Joder, dijo cuando puso mi maleta vacía en el maletero.
Entramos en el coche y seguí recordando los eventos de esa mañana.
Llorar en el suelo de la estación sur de autobuses. La policía
pidiéndome sentarme en la sala de espera. Rogar en la ventanilla cambiar
mi billete por el siguiente. “No eres la primera que ha perdido el
autobús.” Así encontré a Miguel Angel de BlablaCar, 53, con una foto
borrosa y ninguna reseña. Son lentejas y me las comí.

Puso el coche en marcha y empezamos a hablar.

—¿Es tu primera vez en Jerez?

—No, viví allí el año pasado.

—¿Y por qué vuelves?

—Por las cosas que dejé. Mis recuerdos.

    Me ofreció una bolsa de chocolates donde aún se encontraban sus dedos, la rechacé.

    Pasó una hora haciendo círculos por el centro de Madrid.
    Ofrecí buscar las direcciones en Google Maps, pero prefería preguntar a
    los peatones, quizás para tener contacto humano o para verificar la
    solidaridad de los desconocidos.

    Cogimos por fin la carretera, una vez que yo averigüé cuál
    salida tomar. Soltó un ¡OH! cuando se percató que ya la habíamos pasado
    muchas veces.

    —Ahora tienes que tomar la Avenida de la Paz.

    —¡Qué va!, la Avenida de Andalucía.

    —Pero son treinta minutos más.

    —Venga, seguimos pa’llá.

      Así empezó el viaje más largo de mi vida. Todo eso para hacer una cosa: volver.

      “Estamos en Castilla-La Mancha,” anunció. Me perdí en los
      paisajes mientras viajábamos rapidísimo. Serpenteábamos entre los
      camiones, yo agarrada a la orilla de la silla. Vi el velocímetro yendo a
      150, 160… 170 km/h. Oí un sonido agudo. “Qué es eso?” pregunté.
      Desaceleró y dijo, “Es por el radar, que pesada.”

      “Todavía estamos en Castilla.” Vimos las ruinas donde
      prosperaron las cooperativas y los cortijos cuando los pueblos eran
      autónomos. Monumentos de una vida que ya no existe, como la que tenía en
      Jerez, a la cuál nunca volveré. Aunque…

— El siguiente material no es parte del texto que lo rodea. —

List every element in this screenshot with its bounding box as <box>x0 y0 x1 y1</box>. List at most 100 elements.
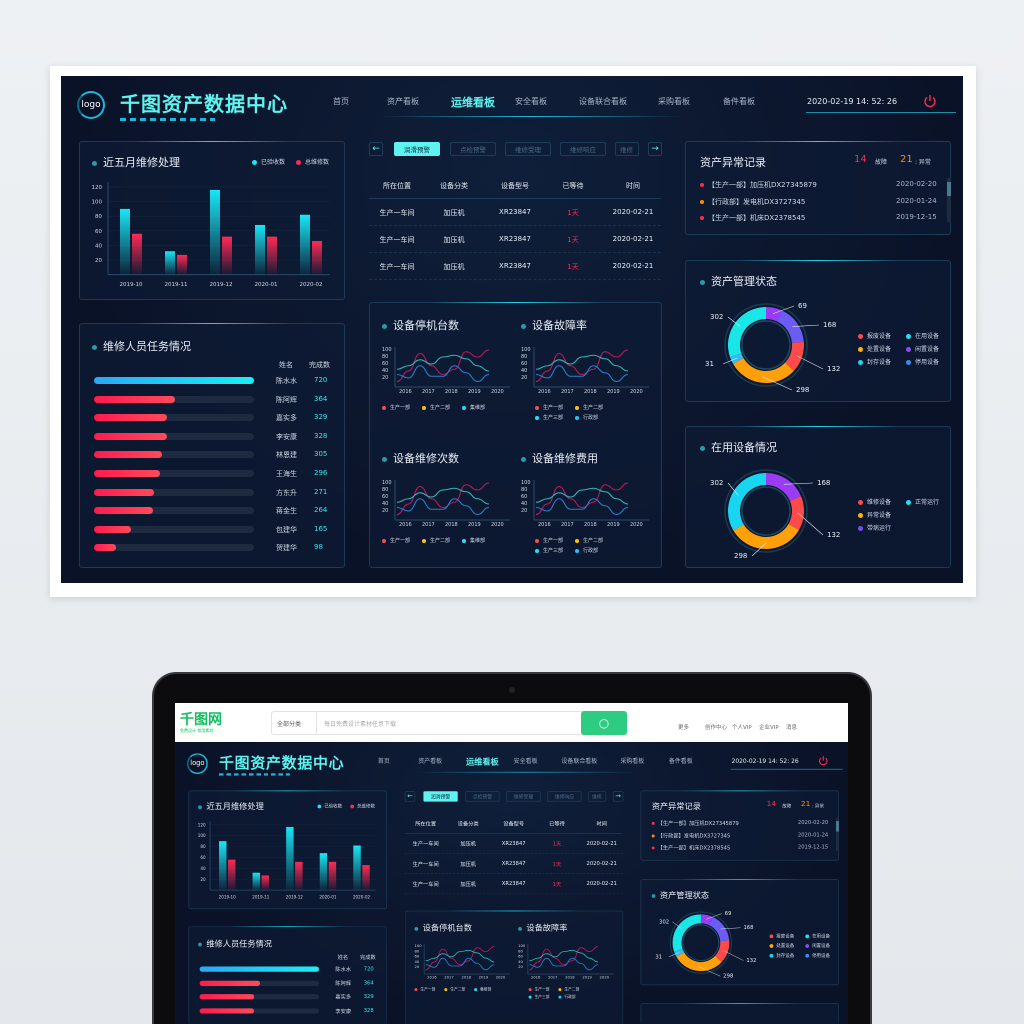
next-arrow-button[interactable]: → <box>612 791 624 802</box>
tab-repair-response[interactable]: 维修响应 <box>560 142 606 156</box>
tab-inspection[interactable]: 点检预警 <box>450 142 496 156</box>
nav-home[interactable]: 首页 <box>333 97 349 106</box>
nav-spare-parts[interactable]: 备件看板 <box>668 757 693 765</box>
chart-title: 设备维修费用 <box>532 452 598 465</box>
tab-repair-accept[interactable]: 维修受理 <box>506 791 541 802</box>
site-link[interactable]: 个人VIP <box>732 725 752 731</box>
legend-item: 报废设备 <box>769 932 794 939</box>
chart-title: 设备故障率 <box>532 319 587 332</box>
nav-security[interactable]: 安全看板 <box>515 97 547 106</box>
dashboard: logo 千图资产数据中心 首页 资产看板 运维看板 安全看板 设备联合看板 采… <box>61 76 963 583</box>
nav-assets[interactable]: 资产看板 <box>418 757 443 765</box>
tab-inspection[interactable]: 点检预警 <box>465 791 500 802</box>
progress-bar <box>94 488 254 496</box>
staff-panel: 维修人员任务情况 姓名 完成数 陈水水 720 陈阿辉 364 嘉实多 329 李安康 328 <box>188 926 387 1024</box>
anomaly-panel: 资产异常记录 14 故障 21 : 异常 【生产一部】加压机DX27345879… <box>685 141 951 235</box>
chart-title: 设备停机台数 <box>422 923 472 933</box>
tab-repair[interactable]: 维修 <box>615 142 639 156</box>
panel-title: 资产管理状态 <box>659 890 710 901</box>
power-icon[interactable] <box>818 755 828 766</box>
legend-item: 集维部 <box>474 987 491 992</box>
category-select[interactable]: 全部分类 <box>277 721 302 728</box>
site-header: 千图网 免费设计 常用素材 全部分类 每日免费设计素材任意下载 ○ 更多 创作中心… <box>175 703 848 742</box>
bar-chart: 20 40 60 80 100 120 2019-10 2019-11 2019-12 2020-… <box>92 182 330 288</box>
tab-repair-response[interactable]: 维修响应 <box>547 791 582 802</box>
donut-slice <box>776 310 804 343</box>
nav-operations[interactable]: 运维看板 <box>451 96 495 109</box>
datetime-underline <box>730 768 843 770</box>
nav-home[interactable]: 首页 <box>377 757 390 765</box>
x-tick-label: 2020 <box>630 522 643 528</box>
prev-arrow-button[interactable]: ← <box>369 142 383 156</box>
tab-lubrication[interactable]: 润滑预警 <box>394 142 440 156</box>
slice-label: 168 <box>743 924 754 931</box>
nav-assets[interactable]: 资产看板 <box>387 97 419 106</box>
bullet-icon <box>651 893 656 898</box>
x-tick-label: 2018 <box>445 389 458 395</box>
legend-item: 生产三部 <box>528 994 550 999</box>
scrollbar[interactable] <box>835 818 839 851</box>
bar <box>261 875 269 891</box>
slice-label: 69 <box>798 302 807 310</box>
anomaly-item[interactable]: 【行政部】发电机DX3727345 <box>700 197 805 207</box>
site-link[interactable]: 更多 <box>678 725 690 731</box>
nav-device-union[interactable]: 设备联合看板 <box>561 757 598 765</box>
nav-spare-parts[interactable]: 备件看板 <box>723 97 755 106</box>
panel-title: 维修人员任务情况 <box>103 340 191 353</box>
next-arrow-button[interactable]: → <box>648 142 662 156</box>
anomaly-item[interactable]: 【生产一部】机床DX2378545 <box>651 844 730 851</box>
nav-security[interactable]: 安全看板 <box>513 757 538 765</box>
tab-repair-accept[interactable]: 维修受理 <box>505 142 551 156</box>
search-input[interactable]: 每日免费设计素材任意下载 <box>324 721 397 728</box>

      Aquí estoy. Andalucía. Tio Pepe. El cielo azul que se
      extiende al infinito. Desde su móvil empezó a tocar la canción de la
      película que ví cuando despegué de Canadá para llegar aquí. Un dulce recuerdo…

      Saqué mi maleta del maletero y nos despedimos.

      —Gracias por todo.

      —Nada, hija. Avísame para cualquier cosa, estás sola en Madrid entonces, llámame, ¿vale?

      —Vale.

        “Que viaje largo, ¡madre mía!” y se fue. Sonrié y miré la fuente, monumento del pasado… Y lloro otra vez.